YELLOW SPRINGS — Dr. Hosket saw it all.
He was there for each delivery, there for every loss, there for emergency stitches or diagnosis or surgery.
And farmers and families counted on that.
Dr. Charles Scott Hosket, DVM, died unexpectedly April 19.
Friends describe the late Hosket as a dedicated country vet, an advocate for animal rescue, and a great storyteller. Because all of the veterinarian’s clients — those farmers and families — quickly became his friends.
“For most of my farming career he has been our farm’s veterinarian,” Craig Corry, who has a beef cattle herd in Xenia, said. “When you know somebody that long — you have more than just a client-patient relationship. He was much more than a veterinarian, he was a close friend and an advisor.”
Hosket started his own practice, Hosket Veterinary Service, in his hometown of Yellow Springs in 1985, taking care of families and their pets not just in the village but in the surrounding communities as well. But for farmers like Corry, he was an invaluable part of farming operations.
“He made frequent visits to the farm. It was seasonal — several times a year — and for emergency visits,” Corry said.
One Cedarville family names Hosket their go-to vet for the last 30 years.
“With Lindsey and I involved in 4-H, we both had livestock animals,” Justin Hudgell said. “At any time if we needed Dr. Hosket, all we had to do was call and he would go out of his way to come over and check our animals.”
Hudgell recalled a few months ago when his dog Storm was very sick. It was a Saturday, the vet’s office wasn’t open, but Hosket answered his cell phone and met him shortly after. Storm was better within a week.
Justin’s mother, Cheryl Hudgell, said there was many-a-time she would call Hosket to their house in the middle of the night to help deliver calves and hogs — “always with a smile on his face.”
“He has been in our life through the good moments of all our animals but he was also there for some of the sorrow,” she said, naming the time they had to put down her husband’s K-9, Bronson, the K-9 for the Greene County Sheriff’s Department.
“He sat with our family, knowing it was one of the hardest days not only for us, but for him,” she said.
The older Hudgell continued, “One time our horse got his leg caught in the fence and needed to have stitches. He gave the horse a sedative and told me to hold the halter. He was stitching his leg and the horse was wobbling all over. I kept telling him that he was making me nervous that the horse was going to fall on him. He would just laugh and look up every so often at me holding that horse and laugh at me being so nervous.”
Katie Rose Wright of Yellow Springs met Hosket when she was 14. He was the vet for her horse, and most recently, her ally at Yellow Springs Pet Net.
Wright recalls the time her horse cut its leg and he came out to the stable on a Saturday.
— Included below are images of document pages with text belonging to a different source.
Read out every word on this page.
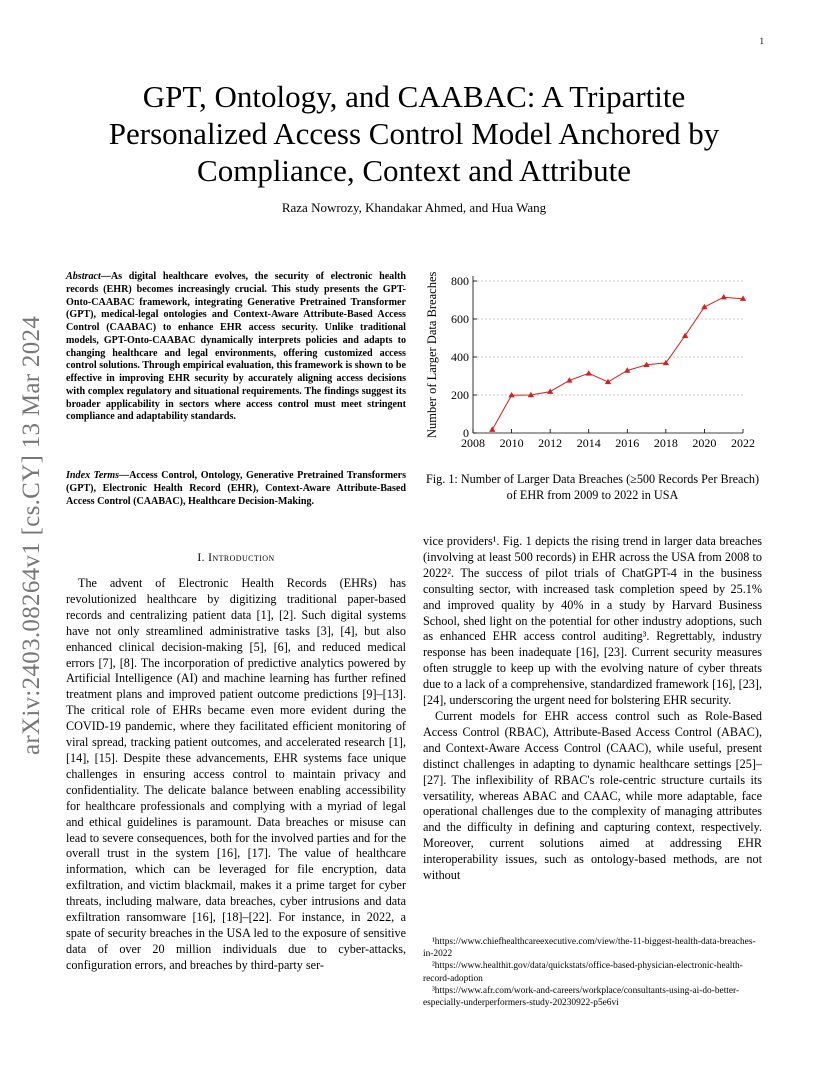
1
arXiv:2403.08264v1 [cs.CY] 13 Mar 2024
GPT, Ontology, and CAABAC: A Tripartite Personalized Access Control Model Anchored by Compliance, Context and Attribute
Raza Nowrozy, Khandakar Ahmed, and Hua Wang
Abstract—As digital healthcare evolves, the security of electronic health records (EHR) becomes increasingly crucial. This study presents the GPT-Onto-CAABAC framework, integrating Generative Pretrained Transformer (GPT), medical-legal ontologies and Context-Aware Attribute-Based Access Control (CAABAC) to enhance EHR access security. Unlike traditional models, GPT-Onto-CAABAC dynamically interprets policies and adapts to changing healthcare and legal environments, offering customized access control solutions. Through empirical evaluation, this framework is shown to be effective in improving EHR security by accurately aligning access decisions with complex regulatory and situational requirements. The findings suggest its broader applicability in sectors where access control must meet stringent compliance and adaptability standards.
Index Terms—Access Control, Ontology, Generative Pretrained Transformers (GPT), Electronic Health Record (EHR), Context-Aware Attribute-Based Access Control (CAABAC), Healthcare Decision-Making.
I. Introduction

The advent of Electronic Health Records (EHRs) has revolutionized healthcare by digitizing traditional paper-based records and centralizing patient data [1], [2]. Such digital systems have not only streamlined administrative tasks [3], [4], but also enhanced clinical decision-making [5], [6], and reduced medical errors [7], [8]. The incorporation of predictive analytics powered by Artificial Intelligence (AI) and machine learning has further refined treatment plans and improved patient outcome predictions [9]–[13]. The critical role of EHRs became even more evident during the COVID-19 pandemic, where they facilitated efficient monitoring of viral spread, tracking patient outcomes, and accelerated research [1], [14], [15]. Despite these advancements, EHR systems face unique challenges in ensuring access control to maintain privacy and confidentiality. The delicate balance between enabling accessibility for healthcare professionals and complying with a myriad of legal and ethical guidelines is paramount. Data breaches or misuse can lead to severe consequences, both for the involved parties and for the overall trust in the system [16], [17]. The value of healthcare information, which can be leveraged for file encryption, data exfiltration, and victim blackmail, makes it a prime target for cyber threats, including malware, data breaches, cyber intrusions and data exfiltration ransomware [16], [18]–[22]. For instance, in 2022, a spate of security breaches in the USA led to the exposure of sensitive data of over 20 million individuals due to cyber-attacks, configuration errors, and breaches by third-party ser-

Number of Larger Data Breaches 0
200
400
600
800
2008 2010 2012 2014 2016 2018 2020 2022
Fig. 1: Number of Larger Data Breaches (≥500 Records Per Breach) of EHR from 2009 to 2022 in USA

vice providers¹. Fig. 1 depicts the rising trend in larger data breaches (involving at least 500 records) in EHR across the USA from 2008 to 2022². The success of pilot trials of ChatGPT-4 in the business consulting sector, with increased task completion speed by 25.1% and improved quality by 40% in a study by Harvard Business School, shed light on the potential for other industry adoptions, such as enhanced EHR access control auditing³. Regrettably, industry response has been inadequate [16], [23]. Current security measures often struggle to keep up with the evolving nature of cyber threats due to a lack of a comprehensive, standardized framework [16], [23], [24], underscoring the urgent need for bolstering EHR security.

Current models for EHR access control such as Role-Based Access Control (RBAC), Attribute-Based Access Control (ABAC), and Context-Aware Access Control (CAAC), while useful, present distinct challenges in adapting to dynamic healthcare settings [25]–[27]. The inflexibility of RBAC's role-centric structure curtails its versatility, whereas ABAC and CAAC, while more adaptable, face operational challenges due to the complexity of managing attributes and the difficulty in defining and capturing context, respectively. Moreover, current solutions aimed at addressing EHR interoperability issues, such as ontology-based methods, are not without

¹https://www.chiefhealthcareexecutive.com/view/the-11-biggest-health-data-breaches-in-2022

²https://www.healthit.gov/data/quickstats/office-based-physician-electronic-health-record-adoption

³https://www.afr.com/work-and-careers/workplace/consultants-using-ai-do-better-especially-underperformers-study-20230922-p5e6vi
“He was so dedicated to being a larger animal vet. If an animal was in need on a farm, he was there. He was passionate about being a country vet,” she said. “He gave dogs and cats the same care, but he knew how important it was that large animals also had a vet. He was always able to treat an animal with the littlest possible intervention but able to get them healthy quickly.”
Wright said while he worked long hours traveling as a large animal vet, he was also dedicated to animal rescue. Wright and Jen Boyer volunteer at the non-profit that fosters and re-homes stray pets in the village.
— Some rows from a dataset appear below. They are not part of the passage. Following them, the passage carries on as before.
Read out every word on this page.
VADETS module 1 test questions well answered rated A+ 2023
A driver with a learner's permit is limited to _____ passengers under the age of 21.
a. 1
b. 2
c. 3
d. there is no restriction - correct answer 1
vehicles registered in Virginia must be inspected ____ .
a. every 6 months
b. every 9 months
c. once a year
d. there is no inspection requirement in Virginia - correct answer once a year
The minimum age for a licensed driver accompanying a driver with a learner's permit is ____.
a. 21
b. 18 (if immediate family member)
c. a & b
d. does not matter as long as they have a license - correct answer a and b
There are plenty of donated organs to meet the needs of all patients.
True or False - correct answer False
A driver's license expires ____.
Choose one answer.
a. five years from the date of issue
“He reduced his costs so that we were able to properly care for our animals. If we picked up a stray, we could bring them in right away, get micro-chipped, checked out, spayed and neutered. He was just always there,” Wright said.
Boyer said Hosket not only excelled in modern medicine — graduating with a degree in veterinary medicine from The Ohio State University — but he was also talented in homeopathic medicine.
“Last summer, our dog experienced a severe allergic reaction one evening. We had been to an emergency vet, tried numerous medications, spent hundreds of dollars, and I decided to stop by Dr. Hosket. He said, ‘Are you willing to try something out of the ordinary?’ Then he dusted off a huge green book off his bookshelf and went through it,” Boyer said.
Her dog quickly healed with Hosket’s intervention.
Hosket helped four-legged creatures — large and small. For years.
And he was there for their humans.
So today, they remember him — in homes and on farms, across villages and towns — as kind and generous and calm. As simply enjoyable and humorous. As loving and caring, passionately loyal. And as the best storyteller around.
“He loved to talk about why he got into being a vet, the pride that it gave him today,” Wright said. “He’d talk to me about his sons Michael and Nathan, how proud he was of them — how they were loving and caring to animals.”
In lieu of flowers, the family asks that contributions be made in Hosket’s memory to a local animal rescue or shelter.